Cargill Withdraws From Coal, Europe Power Markets
Cargill Inc., the largest closely held U.S. company, will stop trading in European power and natural gas and global coal markets after oversupply and slowing demand dragged down prices.
“Significant changes in the coal and European power and gas markets have led Cargill ETM to withdraw from these two sectors,” the company said yesterday in a statement. It will maintain its oil, petrochemicals, steel, marine freight and North American gas and power businesses.
Cargill, whose main focus is on agricultural markets, isn’t alone in pulling back from energy fuels. Financial institutions including Bank of America Corp. and Deutsche Bank AG have shut European energy-trading units the past two years as the economic slowdown curbed use of coal and gas. Utilities EON SE (EOAN) and RWE AG have also retrenched, cutting staff as power-plant profits sank.

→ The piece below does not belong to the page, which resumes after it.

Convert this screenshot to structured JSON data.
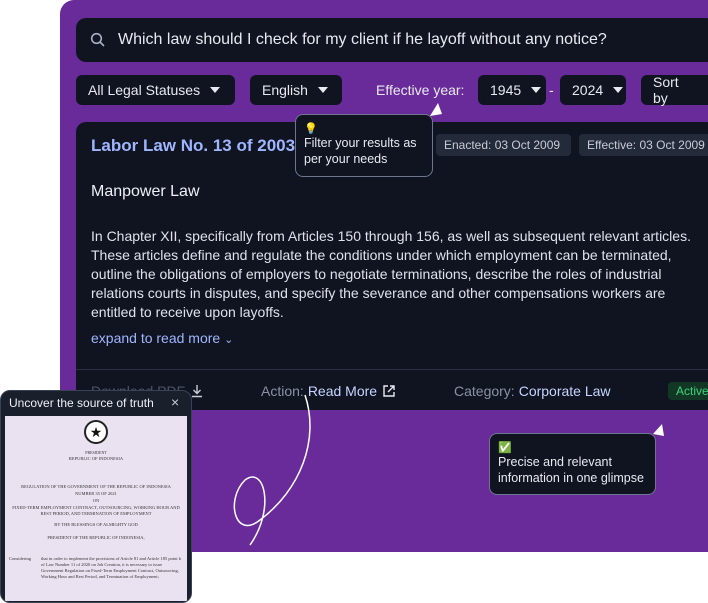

The closing of the two Cargill trading desks will cause a “small number” of job reductions, Louis de Schorlemer, a company spokesman, said by telephone. He declined to comment on how many staff would go, saying only that “it is limited.”
European gas demand is about two-thirds of that in the U.S., according to BP Plc data. Gas futures in the U.K., Europe’s largest market for the fuel, have fallen 31 percent since September 2008 and the front-month contract yesterday traded near to its lowest level since July 2012.
“It’s been a fairly bearish time,” said Trevor Sikorski, head of gas, coal and carbon at Energy Aspects Ltd. in London. While fuel demand has waned, price swings caused by increasingly unpredictable weather can also make gas and power trading riskier than some other commodities, he said.
Cargill has energy and coal desks in Geneva, Singapore and Minneapolis. “We’ll be reassigning a number of those employees into other businesses within Cargill,” De Schorlemer said.
Coal for next-year delivery to Amsterdam, Rotterdam or Antwerp, the European benchmark, has declined for three years to trade near the lowest since 2009. Mining and trading company Glencore Xstrata Plc (GLEN) said yesterday it will suspend steelmaking-coal production at its Ravensworth mine in Australia in September.
Cargill said in January its energy operations had “weak” results in the previous quarter even as total net income rose 36 percent. Last month, the company replaced a senior trader while disputing some details in a report that alleged it lost at least $100 million in energy trading.
Power prices in Germany, Europe’s largest electricity market, have fallen for three years, the longest decline since at least 2002.
Cargill also is taking steps in its business that trades sugar, a market in which prices also have fallen for three straight years.
In a separate announcement, the company said it will combine its sugar trading activities with Copersucar SA, a cooperative of Brazilian mills that became the world’s largest trader of the sweetener.
Cargill and Copersucar each will own half of the venture that will sell refined and raw sugar, the Minneapolis-based agricultural company said in a statement yesterday. The venture will trade sugar from Brazil and other major producers including Australia, Thailand, India and Central American countries.
“This creates some good economies of scale,” Sterling Smith, a Chicago-based futures specialist focused on agricultural commodities for Citigroup Inc., said in an telephone interview yesterday. “It’s the economic drive to get the best return on capital you can find.”
The ethanol division of both companies will not be included in the joint venture. The approval of the partnership by antitrust authorities is expected by the second half of this year, Cargill said in the statement.
Bunge Ltd. said on Feb. 13 it has hired Morgan Stanley as an adviser while the agricultural commodity processor reviews the future of its underperforming sugar and ethanol unit in Brazil.